I had an entire conversation with someone recently without ever looking them in the eye. It was a real interaction. Like face to face. And I didn’t even look at them. Sounds weird, right? But the weirder thing is it felt normal—almost.
I was at the grocery store scanning the stocked shelves over an employee’s shoulder as I asked her, “Do you guys have [insert obscure recipe ingredient] here?” I’m squinting at the shelves now reading labels over her head. You know how it is—the moment you ask for help, you find what you need. I was sure that was about to happen.
“No, ma’am we don’t.”
“Oh, okay. Never mind then,” I said and turned to leave. Then I stopped, realizing I was about to walk away without ever looking directly at the human who had just helped me. Not cool. I looked back and caught her eye as I said a quick, “Thank you!”
It was a weak attempt, but the whole thing made me think. How many times had I done that? Why is it so easy to talk at people instead of taking a second to look them in the eye and connect?

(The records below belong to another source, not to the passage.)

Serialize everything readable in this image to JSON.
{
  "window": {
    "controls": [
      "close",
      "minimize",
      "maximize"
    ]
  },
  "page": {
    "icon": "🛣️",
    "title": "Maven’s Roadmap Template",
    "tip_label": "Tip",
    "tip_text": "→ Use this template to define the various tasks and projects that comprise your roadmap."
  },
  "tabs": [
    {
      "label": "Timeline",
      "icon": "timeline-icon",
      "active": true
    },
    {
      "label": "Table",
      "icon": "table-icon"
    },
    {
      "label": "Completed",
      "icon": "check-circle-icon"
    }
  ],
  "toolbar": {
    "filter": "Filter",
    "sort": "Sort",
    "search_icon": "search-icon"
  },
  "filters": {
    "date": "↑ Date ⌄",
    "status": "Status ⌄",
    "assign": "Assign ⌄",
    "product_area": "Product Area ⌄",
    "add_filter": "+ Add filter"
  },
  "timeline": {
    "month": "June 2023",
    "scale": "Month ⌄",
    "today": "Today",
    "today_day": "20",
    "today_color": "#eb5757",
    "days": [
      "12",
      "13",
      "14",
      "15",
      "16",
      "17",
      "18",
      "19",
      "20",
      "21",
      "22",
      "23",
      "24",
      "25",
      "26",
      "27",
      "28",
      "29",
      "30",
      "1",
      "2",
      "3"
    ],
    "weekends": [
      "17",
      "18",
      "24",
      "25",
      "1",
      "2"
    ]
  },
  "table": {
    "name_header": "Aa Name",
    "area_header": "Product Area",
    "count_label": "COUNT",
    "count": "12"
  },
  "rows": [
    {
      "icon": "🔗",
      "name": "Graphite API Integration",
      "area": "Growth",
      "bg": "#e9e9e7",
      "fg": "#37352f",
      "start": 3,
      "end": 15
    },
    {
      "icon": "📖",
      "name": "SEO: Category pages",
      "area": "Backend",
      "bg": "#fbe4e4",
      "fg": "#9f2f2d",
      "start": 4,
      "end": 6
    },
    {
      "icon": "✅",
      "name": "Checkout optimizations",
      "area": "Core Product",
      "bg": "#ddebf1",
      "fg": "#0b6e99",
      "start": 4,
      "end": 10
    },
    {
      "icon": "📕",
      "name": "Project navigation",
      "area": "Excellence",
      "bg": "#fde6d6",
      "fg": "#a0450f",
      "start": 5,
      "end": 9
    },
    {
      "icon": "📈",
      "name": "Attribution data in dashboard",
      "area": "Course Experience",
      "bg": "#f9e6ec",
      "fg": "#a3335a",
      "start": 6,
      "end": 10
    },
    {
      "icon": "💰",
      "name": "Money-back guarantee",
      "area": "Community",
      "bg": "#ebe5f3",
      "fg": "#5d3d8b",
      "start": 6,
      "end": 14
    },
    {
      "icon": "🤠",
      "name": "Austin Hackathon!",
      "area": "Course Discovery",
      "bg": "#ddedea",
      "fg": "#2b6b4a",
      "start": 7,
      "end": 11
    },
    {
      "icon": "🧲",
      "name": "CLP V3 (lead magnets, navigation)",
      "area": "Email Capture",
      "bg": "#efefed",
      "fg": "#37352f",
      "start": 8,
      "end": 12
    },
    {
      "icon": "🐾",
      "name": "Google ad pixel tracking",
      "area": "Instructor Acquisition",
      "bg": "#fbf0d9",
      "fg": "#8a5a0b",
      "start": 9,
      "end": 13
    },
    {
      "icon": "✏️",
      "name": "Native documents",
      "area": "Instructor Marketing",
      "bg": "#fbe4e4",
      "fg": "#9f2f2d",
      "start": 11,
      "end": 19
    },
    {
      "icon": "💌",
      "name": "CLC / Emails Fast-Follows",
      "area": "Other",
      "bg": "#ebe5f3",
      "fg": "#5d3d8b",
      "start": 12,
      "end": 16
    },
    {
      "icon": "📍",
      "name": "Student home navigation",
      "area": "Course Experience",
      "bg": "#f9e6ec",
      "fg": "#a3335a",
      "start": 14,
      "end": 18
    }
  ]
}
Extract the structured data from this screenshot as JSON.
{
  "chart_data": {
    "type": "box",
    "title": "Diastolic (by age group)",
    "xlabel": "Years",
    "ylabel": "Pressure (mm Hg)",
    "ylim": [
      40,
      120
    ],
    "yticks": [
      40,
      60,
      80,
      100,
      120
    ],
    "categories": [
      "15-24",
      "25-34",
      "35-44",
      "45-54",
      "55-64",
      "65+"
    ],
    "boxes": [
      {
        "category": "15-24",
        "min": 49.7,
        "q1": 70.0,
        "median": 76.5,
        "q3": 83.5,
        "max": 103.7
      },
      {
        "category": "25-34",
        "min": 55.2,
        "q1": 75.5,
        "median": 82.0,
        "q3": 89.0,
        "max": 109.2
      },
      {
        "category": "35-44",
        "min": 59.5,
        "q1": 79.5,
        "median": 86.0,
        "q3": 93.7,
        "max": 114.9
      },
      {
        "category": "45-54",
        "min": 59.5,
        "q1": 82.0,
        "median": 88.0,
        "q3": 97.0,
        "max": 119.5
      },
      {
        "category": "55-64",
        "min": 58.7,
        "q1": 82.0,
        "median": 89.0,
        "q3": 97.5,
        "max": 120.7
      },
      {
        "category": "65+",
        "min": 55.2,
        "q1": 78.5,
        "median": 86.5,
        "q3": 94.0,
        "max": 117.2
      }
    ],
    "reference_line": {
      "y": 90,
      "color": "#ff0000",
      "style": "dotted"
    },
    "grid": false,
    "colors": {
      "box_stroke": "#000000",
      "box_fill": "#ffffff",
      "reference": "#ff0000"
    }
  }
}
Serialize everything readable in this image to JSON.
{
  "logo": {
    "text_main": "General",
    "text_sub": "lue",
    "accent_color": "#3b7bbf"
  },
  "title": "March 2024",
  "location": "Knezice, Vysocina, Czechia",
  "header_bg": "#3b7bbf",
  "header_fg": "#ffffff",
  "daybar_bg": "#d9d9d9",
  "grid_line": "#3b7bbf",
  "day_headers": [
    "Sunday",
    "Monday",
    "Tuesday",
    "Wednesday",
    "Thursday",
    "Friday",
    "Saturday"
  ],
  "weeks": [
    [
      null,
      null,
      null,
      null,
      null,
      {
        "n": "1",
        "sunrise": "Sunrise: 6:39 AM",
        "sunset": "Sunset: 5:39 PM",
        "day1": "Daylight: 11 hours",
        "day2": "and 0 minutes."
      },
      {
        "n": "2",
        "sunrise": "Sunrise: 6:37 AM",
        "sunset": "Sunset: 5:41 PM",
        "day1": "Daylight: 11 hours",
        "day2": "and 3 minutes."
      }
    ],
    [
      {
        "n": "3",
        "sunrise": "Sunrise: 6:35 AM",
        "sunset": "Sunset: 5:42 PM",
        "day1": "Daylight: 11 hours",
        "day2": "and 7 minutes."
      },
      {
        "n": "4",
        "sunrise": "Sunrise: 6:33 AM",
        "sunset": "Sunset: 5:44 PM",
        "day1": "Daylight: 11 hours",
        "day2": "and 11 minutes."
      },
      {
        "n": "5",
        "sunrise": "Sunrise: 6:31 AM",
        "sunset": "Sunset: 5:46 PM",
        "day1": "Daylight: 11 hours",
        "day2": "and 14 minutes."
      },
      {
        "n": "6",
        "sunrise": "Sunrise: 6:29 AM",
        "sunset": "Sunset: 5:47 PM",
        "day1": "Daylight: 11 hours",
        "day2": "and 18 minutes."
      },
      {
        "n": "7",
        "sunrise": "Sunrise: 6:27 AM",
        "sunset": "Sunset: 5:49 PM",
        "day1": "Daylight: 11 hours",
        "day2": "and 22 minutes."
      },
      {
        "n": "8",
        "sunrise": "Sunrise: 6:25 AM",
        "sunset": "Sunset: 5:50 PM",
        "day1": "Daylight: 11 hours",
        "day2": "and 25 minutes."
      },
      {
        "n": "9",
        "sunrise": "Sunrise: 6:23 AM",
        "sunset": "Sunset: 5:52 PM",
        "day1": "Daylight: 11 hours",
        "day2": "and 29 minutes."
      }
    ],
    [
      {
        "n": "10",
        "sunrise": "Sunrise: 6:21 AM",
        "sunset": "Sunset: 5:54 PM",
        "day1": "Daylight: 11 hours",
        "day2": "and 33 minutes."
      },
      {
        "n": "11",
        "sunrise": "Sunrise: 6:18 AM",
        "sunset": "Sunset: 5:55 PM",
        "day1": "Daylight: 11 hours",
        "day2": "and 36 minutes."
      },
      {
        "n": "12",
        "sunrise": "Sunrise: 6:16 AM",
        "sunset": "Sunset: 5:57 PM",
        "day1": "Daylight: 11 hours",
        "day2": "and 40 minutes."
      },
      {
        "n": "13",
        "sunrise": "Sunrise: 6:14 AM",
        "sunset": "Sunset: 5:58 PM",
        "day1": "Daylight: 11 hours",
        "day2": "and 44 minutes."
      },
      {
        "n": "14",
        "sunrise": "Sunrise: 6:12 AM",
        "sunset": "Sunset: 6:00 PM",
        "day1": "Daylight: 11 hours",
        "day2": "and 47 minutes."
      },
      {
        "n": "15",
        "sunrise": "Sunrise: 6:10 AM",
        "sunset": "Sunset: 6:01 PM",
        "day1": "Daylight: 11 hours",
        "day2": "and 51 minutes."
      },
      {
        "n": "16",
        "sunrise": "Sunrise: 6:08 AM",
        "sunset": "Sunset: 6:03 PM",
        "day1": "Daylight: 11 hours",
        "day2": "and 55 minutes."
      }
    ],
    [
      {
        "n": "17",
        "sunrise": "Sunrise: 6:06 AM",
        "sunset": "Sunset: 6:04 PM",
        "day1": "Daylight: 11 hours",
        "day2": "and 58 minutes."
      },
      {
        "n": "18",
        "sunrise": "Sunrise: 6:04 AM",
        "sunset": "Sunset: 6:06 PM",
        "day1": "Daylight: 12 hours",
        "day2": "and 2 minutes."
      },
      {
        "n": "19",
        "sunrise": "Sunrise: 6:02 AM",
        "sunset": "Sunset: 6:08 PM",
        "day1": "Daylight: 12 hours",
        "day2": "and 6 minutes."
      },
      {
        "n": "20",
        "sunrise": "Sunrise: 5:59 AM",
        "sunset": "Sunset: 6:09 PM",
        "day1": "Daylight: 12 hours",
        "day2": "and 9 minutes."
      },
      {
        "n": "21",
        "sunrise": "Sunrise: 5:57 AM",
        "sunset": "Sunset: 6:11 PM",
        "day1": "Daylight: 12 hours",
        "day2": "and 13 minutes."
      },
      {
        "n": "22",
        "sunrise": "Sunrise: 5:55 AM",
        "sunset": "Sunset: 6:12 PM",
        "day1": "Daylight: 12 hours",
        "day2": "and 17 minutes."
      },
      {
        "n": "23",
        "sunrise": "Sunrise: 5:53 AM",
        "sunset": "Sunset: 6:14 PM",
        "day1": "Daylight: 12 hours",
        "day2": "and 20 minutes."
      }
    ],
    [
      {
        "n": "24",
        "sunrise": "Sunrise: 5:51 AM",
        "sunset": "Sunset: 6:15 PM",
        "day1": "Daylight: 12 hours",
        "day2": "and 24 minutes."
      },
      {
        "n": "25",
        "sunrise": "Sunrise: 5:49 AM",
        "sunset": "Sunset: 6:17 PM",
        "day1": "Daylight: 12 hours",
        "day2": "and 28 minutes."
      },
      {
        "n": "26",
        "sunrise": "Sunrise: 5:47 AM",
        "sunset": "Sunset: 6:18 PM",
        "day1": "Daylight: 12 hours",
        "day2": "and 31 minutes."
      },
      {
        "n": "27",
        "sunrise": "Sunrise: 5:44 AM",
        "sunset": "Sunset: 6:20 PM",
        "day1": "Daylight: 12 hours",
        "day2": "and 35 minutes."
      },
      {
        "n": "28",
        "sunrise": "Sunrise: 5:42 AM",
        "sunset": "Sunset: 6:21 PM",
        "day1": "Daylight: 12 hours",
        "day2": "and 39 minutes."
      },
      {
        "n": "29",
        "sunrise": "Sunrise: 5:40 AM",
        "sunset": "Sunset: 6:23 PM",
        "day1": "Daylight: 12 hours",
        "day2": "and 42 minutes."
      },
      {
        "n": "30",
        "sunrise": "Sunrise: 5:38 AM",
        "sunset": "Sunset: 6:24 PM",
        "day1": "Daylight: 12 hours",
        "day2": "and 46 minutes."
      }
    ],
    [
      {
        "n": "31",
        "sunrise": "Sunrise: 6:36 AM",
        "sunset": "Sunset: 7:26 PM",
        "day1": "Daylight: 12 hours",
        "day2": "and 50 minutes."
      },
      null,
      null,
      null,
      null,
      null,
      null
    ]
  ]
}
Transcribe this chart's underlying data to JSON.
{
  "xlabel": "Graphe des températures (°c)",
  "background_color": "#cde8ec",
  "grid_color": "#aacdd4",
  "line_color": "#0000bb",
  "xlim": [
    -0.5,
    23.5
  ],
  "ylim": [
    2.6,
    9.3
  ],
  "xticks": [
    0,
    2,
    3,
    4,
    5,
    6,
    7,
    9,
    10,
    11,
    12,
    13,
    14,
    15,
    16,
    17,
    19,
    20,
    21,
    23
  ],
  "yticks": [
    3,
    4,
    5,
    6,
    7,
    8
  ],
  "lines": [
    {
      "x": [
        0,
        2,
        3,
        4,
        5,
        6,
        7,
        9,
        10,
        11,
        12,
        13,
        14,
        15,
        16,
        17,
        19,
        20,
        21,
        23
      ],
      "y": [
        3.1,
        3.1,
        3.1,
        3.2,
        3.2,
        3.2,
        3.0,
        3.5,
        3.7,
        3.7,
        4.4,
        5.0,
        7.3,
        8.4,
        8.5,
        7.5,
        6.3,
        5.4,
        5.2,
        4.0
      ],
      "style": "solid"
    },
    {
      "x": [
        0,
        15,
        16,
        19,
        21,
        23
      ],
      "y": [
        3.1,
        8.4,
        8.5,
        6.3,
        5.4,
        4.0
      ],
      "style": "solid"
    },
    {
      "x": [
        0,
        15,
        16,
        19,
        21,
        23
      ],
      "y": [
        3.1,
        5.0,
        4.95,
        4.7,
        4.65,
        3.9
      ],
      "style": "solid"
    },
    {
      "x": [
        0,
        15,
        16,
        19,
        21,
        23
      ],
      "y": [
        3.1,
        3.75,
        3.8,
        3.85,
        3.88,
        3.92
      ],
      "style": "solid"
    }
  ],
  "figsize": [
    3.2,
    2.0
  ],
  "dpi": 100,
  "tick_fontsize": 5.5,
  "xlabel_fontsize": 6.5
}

Personal connection is incredibly important in marketing. Still, we live in a world where we have so many virtual exchanges—text, email, social media—that having a conversation without looking at someone’s face feels perfectly natural. Most days, my phone gets more eye contact than my husband, and I’m pretty sure I’m not the only one who can say that. This is the world we live in.
Virtual communication is efficient, even essential, especially at a marketing agency like Jackson. It expands business opportunities and makes it possible to connect with people anywhere, anytime. But for all the advantages of connecting virtually, there is simply no substitute for good old fashioned eye contact. The eyes are the window to the soul, you know. Shakespeare said so.
I’m from the North where you get cussed out if you look at someone half a second too long, so I’ll be the first to admit eye contact can get weird sometimes. Still, I have a few good reasons to look people in the eye every now and then—at the grocery store, at work, wherever.
1. Things Actually Get Interesting
You know how sometimes people say something, and their eyes say the opposite? That’s your opening—your chance to get to the bottom of what they’re really trying to say. I love those moments. It makes for way more interesting conversations. But you gotta watch the eyes or you’ll miss it.
2. You Might Not Have to Talk as Much
People typically talk more when you’re looking at them. It’s because they feel like you’re listening. Like maybe you actually care what they have to say. Lack of eye contact is a signal that you’re trying to get out of the conversation. So, unless you actually are, maintain eye contact. You’ll have a better interaction because your eyes aren’t dancing around like you have somewhere else to be.
3. The Golden Rule
Making eye contact is one of the simplest things we can do to show people they matter. It’s the Golden Rule in action because—let’s be real—who doesn’t want to be listened to in return? Jackson is founded on the Golden Rule. We strive to practice it with our clients and each other. At the end of the day, it’s a value that results in better relationships and better work.
Give it a shot. Take the opportunities you’re given to see people, connect, relate and listen. See where it takes you. That’s how we roll around here, and it’s working out pretty well for us.